11. The method of claim 9, wherein the lysophospholipid is lysophosphatidyl choline (LPC) and/or lysophosphatidyl ethanolamine (LPE).

12. The method of claim 11, wherein the lysophosphatidylcholine and/or the lysophosphatidylethanolamine are at least one selected from the group consisting of p-14:1, 16:0, 18:0, 18:1, 20:0, 20:2, 20:4, 22:5 and 22:6.

13. The method of claim 9, wherein the metabolic disease is obesity.

14. The method of claim 9, wherein the metabolic disease is diabetes.

15. The method of claim 9, wherein the metabolic disease is hyperlipidemia.

16. The method of claim 9, wherein the metabolic disease is hypertension.

17. The method of claim 9, wherein the metabolic disease is hypercholesterolemia.

18. The method of claim 9, wherein the metabolic disease is hyperinsulinemia.
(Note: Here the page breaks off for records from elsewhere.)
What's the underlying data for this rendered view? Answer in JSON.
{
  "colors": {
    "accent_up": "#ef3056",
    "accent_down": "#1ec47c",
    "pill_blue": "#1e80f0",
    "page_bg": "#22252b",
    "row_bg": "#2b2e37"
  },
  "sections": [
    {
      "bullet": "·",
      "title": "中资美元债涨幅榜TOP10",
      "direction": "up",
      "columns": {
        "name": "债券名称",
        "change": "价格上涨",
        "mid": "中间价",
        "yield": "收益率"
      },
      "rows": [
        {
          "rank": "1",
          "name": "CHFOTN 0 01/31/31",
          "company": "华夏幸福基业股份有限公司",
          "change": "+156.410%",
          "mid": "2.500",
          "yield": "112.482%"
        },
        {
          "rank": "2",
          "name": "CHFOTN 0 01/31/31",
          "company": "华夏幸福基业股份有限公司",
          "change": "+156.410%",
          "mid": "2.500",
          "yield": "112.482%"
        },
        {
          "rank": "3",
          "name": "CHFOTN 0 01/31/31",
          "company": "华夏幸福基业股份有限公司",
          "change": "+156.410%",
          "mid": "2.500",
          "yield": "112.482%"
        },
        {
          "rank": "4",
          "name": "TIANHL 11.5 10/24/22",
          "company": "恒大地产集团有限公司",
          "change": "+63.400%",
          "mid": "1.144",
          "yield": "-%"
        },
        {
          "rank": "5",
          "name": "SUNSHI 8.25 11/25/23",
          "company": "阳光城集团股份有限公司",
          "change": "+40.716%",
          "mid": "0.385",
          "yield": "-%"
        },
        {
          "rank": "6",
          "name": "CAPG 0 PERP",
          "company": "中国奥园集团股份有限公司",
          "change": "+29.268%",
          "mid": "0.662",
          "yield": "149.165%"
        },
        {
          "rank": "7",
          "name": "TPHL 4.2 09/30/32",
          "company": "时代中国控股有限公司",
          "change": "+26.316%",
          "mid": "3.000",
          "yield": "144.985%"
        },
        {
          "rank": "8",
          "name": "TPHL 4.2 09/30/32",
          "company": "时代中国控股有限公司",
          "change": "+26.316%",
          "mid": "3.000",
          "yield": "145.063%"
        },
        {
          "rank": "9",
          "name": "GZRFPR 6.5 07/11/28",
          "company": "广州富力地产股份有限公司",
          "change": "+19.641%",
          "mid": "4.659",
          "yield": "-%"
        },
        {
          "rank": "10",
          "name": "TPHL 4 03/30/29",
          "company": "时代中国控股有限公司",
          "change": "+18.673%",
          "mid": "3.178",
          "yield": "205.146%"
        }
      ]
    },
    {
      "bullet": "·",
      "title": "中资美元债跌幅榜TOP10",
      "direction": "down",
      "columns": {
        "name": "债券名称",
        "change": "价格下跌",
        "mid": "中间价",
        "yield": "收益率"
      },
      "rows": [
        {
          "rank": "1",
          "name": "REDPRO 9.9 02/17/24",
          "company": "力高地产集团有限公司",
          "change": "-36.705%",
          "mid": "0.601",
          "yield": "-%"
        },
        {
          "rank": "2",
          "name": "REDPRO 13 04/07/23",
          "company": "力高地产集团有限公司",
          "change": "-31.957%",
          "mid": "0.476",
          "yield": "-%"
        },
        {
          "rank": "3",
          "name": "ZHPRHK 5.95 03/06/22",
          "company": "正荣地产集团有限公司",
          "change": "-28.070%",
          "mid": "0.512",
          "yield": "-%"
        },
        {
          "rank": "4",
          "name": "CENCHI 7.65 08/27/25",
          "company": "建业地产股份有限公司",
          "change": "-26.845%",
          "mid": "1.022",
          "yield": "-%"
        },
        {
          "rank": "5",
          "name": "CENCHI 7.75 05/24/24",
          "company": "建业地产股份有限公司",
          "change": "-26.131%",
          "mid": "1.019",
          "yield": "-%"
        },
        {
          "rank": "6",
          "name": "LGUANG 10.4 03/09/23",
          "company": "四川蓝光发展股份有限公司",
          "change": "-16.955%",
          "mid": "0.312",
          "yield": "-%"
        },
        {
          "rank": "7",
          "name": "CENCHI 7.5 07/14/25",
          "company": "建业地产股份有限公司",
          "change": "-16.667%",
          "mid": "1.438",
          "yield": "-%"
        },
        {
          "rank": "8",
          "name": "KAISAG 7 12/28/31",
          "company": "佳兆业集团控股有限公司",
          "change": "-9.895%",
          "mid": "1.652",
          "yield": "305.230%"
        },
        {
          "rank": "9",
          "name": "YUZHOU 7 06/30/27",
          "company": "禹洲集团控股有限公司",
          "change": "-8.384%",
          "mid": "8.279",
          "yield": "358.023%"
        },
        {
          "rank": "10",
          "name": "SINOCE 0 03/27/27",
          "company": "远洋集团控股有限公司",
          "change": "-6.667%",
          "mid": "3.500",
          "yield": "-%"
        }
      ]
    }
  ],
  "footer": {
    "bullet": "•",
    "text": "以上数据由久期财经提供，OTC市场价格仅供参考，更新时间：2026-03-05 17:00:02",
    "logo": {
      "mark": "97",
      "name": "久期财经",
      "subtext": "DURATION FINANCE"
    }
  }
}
19. The method of claim 9, wherein the metabolic disease is arteriosclerosis.

20. The method of claim 9, wherein the metabolic disease is fatty liver.

21. The method of claim 9, wherein the composition is a pharmaceutical composition comprising the lysophospholipid (LPL) and at least one of a pharmaceutically acceptable carrier, an excipient, or a diluent.

22. The method of claim 9, wherein the composition is included in a health functional food.